Sergei spoke sharply. He flicked a glance to his left out the square steel opening beside him. He saw them in the trees beyond the cut: vague shapes, fitful movements in the forest. Infantry. He counted three tanks among them, grinding forward, smashing small trees down.

It was the same to the right but he wasn’t concerned about those and he was barely aware of the earsplitting whup and slam of 70mm incomings and the mortar throwing back its pitiful replies. The locomotive had momentum now and it was accruing fast. They had a jump on the infantrymen and they were rolling faster than a man could run in the snow. The Red infantrymen were opening up with small-arms but the range was four hundred yards or more and they were shooting at a moving target through trees; he heard one or two jacketed slugs whine off the steel but most of it was going wide or being deflected by branches.

He had her in reverse and he put full speed on. On the downgrade she’d be capable of doing ninety miles an hour with a fully hot boiler but the last of the coal was burning now and she wasn’t getting up anything like top speed. She was going backward and there was nothing in front of his face but wind and the slow curve of the sloping roadbed and what he was afraid of was what might appear there below them on their line of travel.

Sergei reached for the tommygun slung on Alex’s shoulder. Alex felt it when Sergei rammed a loaded magazine into the weapon. Then Sergei tapped his shoulder and got down in a crouch with the rear half-wall of steel for a parapet. It made a wall of thin armor three feet high across the back of the reversing engine: enough to deflect rifle fire but no proof against a tank’s gun.

Then Alex snapped out of it. The dreamlike state went. He saw everything clearly and with reasoned comprehension. The locomotive ran backward down the rails, bulleting toward a gradual curve beyond which anything might be approaching—very possibly another train or a pack of tanks. Behind him four T-34S were pursuing the locomotive in a losing race, their cannonfire falling behind, lifting great booming divots of snow and soil. On either side of the tracks the tanks and infantry were closing the trap but they were too late, the locomotive had got outside their circle and they were closing an empty fist.

In that period of uncertain semiconsciousness he had got them out of it. They’d escaped even if it was only until the next bend of the track. It wasn’t much but it was a small triumph and he said, “All right, Sergei.
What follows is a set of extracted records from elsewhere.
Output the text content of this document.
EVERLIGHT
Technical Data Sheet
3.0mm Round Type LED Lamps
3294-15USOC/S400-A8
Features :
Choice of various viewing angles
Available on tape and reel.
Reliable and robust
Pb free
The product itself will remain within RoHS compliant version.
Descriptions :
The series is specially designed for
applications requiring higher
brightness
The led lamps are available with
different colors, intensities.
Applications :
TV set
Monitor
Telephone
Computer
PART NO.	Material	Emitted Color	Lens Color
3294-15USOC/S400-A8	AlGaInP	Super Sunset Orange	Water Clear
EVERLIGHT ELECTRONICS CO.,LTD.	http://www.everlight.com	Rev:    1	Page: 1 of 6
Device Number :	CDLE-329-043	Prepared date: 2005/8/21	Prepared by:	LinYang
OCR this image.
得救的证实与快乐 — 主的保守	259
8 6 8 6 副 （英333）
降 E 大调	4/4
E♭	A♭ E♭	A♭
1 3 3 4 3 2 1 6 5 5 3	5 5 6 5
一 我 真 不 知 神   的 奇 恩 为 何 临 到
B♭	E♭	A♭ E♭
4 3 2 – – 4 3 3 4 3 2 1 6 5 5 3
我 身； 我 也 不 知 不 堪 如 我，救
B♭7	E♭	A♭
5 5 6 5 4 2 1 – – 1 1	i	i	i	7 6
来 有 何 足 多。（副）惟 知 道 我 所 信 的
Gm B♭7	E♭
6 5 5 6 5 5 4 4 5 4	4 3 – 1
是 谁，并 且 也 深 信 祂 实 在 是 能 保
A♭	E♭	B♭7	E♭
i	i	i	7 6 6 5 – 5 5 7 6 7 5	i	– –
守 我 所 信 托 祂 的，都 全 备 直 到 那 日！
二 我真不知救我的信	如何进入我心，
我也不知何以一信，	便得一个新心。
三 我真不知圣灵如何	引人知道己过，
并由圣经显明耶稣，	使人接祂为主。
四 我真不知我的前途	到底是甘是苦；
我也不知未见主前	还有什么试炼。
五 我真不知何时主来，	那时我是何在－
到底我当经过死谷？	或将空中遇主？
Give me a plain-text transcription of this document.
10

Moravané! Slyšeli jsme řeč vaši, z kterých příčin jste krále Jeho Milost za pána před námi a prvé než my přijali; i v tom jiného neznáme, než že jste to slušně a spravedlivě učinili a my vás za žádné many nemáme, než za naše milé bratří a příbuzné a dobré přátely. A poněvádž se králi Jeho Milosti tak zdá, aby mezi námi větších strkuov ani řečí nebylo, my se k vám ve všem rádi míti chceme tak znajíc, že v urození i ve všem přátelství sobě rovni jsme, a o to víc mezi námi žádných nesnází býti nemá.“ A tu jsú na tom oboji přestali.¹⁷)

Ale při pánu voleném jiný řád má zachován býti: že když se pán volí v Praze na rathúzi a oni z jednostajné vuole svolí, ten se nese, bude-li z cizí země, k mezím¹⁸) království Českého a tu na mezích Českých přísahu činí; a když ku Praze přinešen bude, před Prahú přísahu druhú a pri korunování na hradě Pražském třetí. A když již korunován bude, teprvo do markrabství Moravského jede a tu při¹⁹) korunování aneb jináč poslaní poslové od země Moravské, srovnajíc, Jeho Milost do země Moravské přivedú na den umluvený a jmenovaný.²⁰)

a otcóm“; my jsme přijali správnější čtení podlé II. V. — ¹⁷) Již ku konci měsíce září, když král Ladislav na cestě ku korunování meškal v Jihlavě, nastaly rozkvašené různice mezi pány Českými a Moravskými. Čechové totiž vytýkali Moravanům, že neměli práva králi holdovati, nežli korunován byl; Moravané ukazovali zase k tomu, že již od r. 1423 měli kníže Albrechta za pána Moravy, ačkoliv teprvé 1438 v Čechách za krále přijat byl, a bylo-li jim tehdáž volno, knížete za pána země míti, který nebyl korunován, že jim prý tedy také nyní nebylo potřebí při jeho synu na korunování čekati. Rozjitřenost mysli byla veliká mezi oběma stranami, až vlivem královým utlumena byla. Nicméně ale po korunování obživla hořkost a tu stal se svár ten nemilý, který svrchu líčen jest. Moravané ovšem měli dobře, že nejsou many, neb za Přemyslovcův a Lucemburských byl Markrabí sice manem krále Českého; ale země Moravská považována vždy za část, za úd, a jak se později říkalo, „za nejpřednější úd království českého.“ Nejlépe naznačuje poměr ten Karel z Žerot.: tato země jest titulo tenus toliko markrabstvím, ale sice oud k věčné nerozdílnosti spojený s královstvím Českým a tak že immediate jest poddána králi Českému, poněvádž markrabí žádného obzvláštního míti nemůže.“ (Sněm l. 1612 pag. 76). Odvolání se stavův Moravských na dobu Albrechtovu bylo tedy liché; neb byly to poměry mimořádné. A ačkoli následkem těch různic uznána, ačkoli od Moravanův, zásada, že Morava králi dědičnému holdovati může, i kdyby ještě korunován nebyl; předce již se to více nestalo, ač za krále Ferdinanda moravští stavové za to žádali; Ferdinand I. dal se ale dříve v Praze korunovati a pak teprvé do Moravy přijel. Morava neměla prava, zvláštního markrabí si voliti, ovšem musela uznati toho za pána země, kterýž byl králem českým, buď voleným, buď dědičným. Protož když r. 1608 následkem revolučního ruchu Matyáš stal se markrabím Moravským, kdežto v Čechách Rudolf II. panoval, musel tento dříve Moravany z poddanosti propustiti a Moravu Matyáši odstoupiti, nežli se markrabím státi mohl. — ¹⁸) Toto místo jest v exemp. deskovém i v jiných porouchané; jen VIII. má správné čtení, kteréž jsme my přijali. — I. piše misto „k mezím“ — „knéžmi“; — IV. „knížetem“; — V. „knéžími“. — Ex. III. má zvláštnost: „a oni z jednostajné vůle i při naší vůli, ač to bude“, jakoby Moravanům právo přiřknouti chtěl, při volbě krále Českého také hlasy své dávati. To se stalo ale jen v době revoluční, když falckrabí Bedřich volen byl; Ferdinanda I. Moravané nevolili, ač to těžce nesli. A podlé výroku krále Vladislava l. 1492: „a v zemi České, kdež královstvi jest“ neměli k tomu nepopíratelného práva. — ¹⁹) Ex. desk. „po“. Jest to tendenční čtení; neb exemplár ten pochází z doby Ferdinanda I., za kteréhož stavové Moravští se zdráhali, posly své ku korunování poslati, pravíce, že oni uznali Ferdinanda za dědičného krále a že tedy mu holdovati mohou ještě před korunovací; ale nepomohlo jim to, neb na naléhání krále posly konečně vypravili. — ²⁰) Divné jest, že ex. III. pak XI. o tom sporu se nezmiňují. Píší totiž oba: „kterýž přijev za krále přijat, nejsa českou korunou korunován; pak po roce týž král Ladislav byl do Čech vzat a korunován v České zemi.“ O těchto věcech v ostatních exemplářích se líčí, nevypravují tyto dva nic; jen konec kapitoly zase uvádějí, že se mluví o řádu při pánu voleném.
I’m all right now.”

Fifty miles an hour or better and they roared into the down hill bend.

It was blocked of course. Tanks—three of them climbing the grade, their treads skittering on the snow.

One of them was coming straight at him. Straddling the rails.

Collision course.

The mortarman’s head rocked back. Fear disfigured his face. His stare pleaded.

Alex roared at him:

Shoot !”

It was a game of raw courage—the challenge of the ultimate bluff: who would give in first? But Alex had the advantage. It was eight hundred yards—half a mile—and when he didn’t cut power and jam on the brakes instantly it meant there wouldn’t be time to stop anyway and if the tank didn’t get off the tracks that was that.

It took the tank driver a long time to make up his mind and in the meantime the guns of all three T-34S were firing. Alex’s mortar kept splashing snow in their eyes and the two outboard tanks were slithering in deep loose snow and every time their guns fired they were knocked askew by the recoil and the mortar explosions made it hard for them to line up again. It was the tank on the rails that was the threat because it was no good mortaring in front of it: that could rip up a track and derail the locomotive.